OECD’s Cormann was asked whether prospects for US ratification would be derailed if Republicans (who mostly oppose the deal), win majorities in the House of Representatives and the Senate in November’s midterm elections.
“I cannot imagine that any country… would make a judgement that would put themselves at that sort of disadvantage,” Cormann replied.
“I believe that irrespective of who’s in the majority in Congress… this is manifestly in the US interest.”
Meanwhile the delay has also been confirmed by French Finance Minister Bruno Le Maire, who on Tuesday said the global digital tax deal might not be ready until the end 2023 or early 2024, Reuters reported.

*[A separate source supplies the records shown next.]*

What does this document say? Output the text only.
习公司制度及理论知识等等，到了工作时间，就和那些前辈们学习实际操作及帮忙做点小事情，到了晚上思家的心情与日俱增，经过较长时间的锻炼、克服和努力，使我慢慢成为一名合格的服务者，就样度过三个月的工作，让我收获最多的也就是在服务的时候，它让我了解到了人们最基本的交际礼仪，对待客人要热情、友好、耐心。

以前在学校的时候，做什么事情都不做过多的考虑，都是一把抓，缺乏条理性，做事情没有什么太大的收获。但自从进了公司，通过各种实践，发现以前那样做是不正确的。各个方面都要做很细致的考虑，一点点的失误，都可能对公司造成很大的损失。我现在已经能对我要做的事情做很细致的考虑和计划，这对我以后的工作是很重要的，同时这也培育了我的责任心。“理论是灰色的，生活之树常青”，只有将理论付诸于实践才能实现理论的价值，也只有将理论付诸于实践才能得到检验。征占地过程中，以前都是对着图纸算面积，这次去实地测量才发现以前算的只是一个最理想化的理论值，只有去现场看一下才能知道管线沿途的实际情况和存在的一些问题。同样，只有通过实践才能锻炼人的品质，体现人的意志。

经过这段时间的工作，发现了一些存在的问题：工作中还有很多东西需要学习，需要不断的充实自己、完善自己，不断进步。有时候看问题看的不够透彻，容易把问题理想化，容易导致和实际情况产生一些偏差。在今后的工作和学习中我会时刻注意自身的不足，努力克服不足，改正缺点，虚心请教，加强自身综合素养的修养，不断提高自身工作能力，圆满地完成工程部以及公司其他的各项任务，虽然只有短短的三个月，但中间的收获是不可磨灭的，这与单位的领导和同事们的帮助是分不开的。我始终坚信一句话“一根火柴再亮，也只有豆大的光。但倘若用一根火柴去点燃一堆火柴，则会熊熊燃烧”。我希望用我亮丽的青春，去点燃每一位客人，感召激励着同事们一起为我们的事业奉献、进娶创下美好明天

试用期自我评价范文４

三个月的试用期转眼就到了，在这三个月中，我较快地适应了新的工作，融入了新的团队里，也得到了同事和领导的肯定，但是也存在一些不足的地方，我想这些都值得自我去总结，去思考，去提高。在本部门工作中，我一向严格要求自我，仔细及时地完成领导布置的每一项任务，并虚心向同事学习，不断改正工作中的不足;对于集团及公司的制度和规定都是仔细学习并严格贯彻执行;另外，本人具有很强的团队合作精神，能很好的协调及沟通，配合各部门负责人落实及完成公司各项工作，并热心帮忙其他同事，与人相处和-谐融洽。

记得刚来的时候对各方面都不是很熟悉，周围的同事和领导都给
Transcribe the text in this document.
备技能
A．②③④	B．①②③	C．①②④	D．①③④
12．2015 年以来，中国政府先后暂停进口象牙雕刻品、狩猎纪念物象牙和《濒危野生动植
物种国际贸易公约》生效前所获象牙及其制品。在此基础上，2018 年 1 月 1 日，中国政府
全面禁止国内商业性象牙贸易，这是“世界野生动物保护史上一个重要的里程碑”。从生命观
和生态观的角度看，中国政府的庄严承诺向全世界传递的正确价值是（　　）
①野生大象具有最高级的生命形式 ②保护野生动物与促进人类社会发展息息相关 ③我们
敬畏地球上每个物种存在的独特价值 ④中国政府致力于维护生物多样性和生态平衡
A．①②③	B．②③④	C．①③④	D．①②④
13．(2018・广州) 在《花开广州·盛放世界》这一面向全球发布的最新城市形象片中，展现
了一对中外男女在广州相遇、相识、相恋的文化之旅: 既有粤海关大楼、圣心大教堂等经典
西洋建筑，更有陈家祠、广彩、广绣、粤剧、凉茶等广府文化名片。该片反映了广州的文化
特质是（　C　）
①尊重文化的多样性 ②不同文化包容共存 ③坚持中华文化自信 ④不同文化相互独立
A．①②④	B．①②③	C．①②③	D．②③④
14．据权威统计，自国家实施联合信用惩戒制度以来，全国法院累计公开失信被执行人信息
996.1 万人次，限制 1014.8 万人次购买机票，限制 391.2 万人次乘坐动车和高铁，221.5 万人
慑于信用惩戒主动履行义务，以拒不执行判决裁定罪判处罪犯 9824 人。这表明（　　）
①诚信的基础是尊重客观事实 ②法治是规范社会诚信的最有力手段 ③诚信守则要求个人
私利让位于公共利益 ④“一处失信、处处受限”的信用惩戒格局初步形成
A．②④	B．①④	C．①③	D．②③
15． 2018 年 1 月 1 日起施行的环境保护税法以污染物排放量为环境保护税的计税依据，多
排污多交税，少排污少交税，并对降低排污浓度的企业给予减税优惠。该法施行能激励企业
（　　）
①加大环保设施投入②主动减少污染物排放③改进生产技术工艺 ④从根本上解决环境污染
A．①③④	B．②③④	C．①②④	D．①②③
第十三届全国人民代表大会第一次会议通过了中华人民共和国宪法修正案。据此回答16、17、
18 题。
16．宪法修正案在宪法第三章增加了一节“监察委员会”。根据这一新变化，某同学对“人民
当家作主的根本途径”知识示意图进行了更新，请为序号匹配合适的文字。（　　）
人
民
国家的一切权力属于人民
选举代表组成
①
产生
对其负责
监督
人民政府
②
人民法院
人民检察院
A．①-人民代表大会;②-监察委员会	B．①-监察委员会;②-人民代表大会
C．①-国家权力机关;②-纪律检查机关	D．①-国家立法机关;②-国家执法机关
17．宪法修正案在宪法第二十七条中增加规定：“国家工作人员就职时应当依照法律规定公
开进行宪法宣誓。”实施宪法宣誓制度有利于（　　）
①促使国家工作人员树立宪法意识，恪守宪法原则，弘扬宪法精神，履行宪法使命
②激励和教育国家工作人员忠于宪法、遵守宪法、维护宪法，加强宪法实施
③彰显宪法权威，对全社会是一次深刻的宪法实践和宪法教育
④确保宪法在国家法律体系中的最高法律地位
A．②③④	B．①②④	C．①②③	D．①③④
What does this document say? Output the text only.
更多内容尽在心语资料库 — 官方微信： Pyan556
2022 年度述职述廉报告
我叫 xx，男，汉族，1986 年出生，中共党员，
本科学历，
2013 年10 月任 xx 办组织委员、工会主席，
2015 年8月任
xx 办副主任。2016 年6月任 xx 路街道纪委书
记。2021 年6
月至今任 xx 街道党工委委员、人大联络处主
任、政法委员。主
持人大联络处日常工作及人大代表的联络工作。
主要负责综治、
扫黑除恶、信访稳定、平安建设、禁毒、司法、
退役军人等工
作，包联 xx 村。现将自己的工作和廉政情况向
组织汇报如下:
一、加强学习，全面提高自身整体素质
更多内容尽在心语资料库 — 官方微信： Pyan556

“As far as Pillar I is concerned – digital taxation – we won’t spare our efforts to convince the international community and the members of the OECD to do their best efforts to have a consensus in the coming months,” Le Maire was quoted as saying, after chairing a meeting of EU finance ministers in Brussels.
“It might be the end of 2023, it might be the beginning of 2024, the key point is to have a total overhaul of the international taxation system,” Le Maire reportedly added.
Digital Services Tax
The issue of mostly American big name corporations using certain low tax European nations such as Ireland or Luxembourg to base their operations, has long been a bug bear for the European Commission and European governments.
In 2019 for example, Amazon was accused of paying less tax in the UK over a 20 year period, than some major UK retailers pay in a single year.
But the European Commission has not enjoyed much success in its pursuit of US firms paying tax.
For example in July 2020, Europe’s second-top court rejected an EU order that Apple had to pay 13 billion euros ($11.8bn) in Irish back taxes.
The EC is currently challenging that ruling.
As a consequence of an absence of an agreement corporate tax rate, France and other countries had introduced their own digital tax regimes.
The United States responded and introduced tariffs on about $2bn of imports, including from the UK, in retaliation for those digital service taxes.
But the US suspended the tariffs for 180 days in order to allow talks to take place at the G7 and G20 summits in 2021.
However, the new corporate tax agreement will likely have its critics, who argue that 15 percent is too low.
In June last year tax activists levelled a serious allegation against what they call the ‘Silicon Six’, namely Facebook, Apple, Amazon, Netflix, Google and Microsoft.
The Fair Tax Foundation alleged it had undertaken a forensic analysis of the tax conduct of the Silicon Six, and alleged the firms had paid $100 billion less in tax than they had claimed.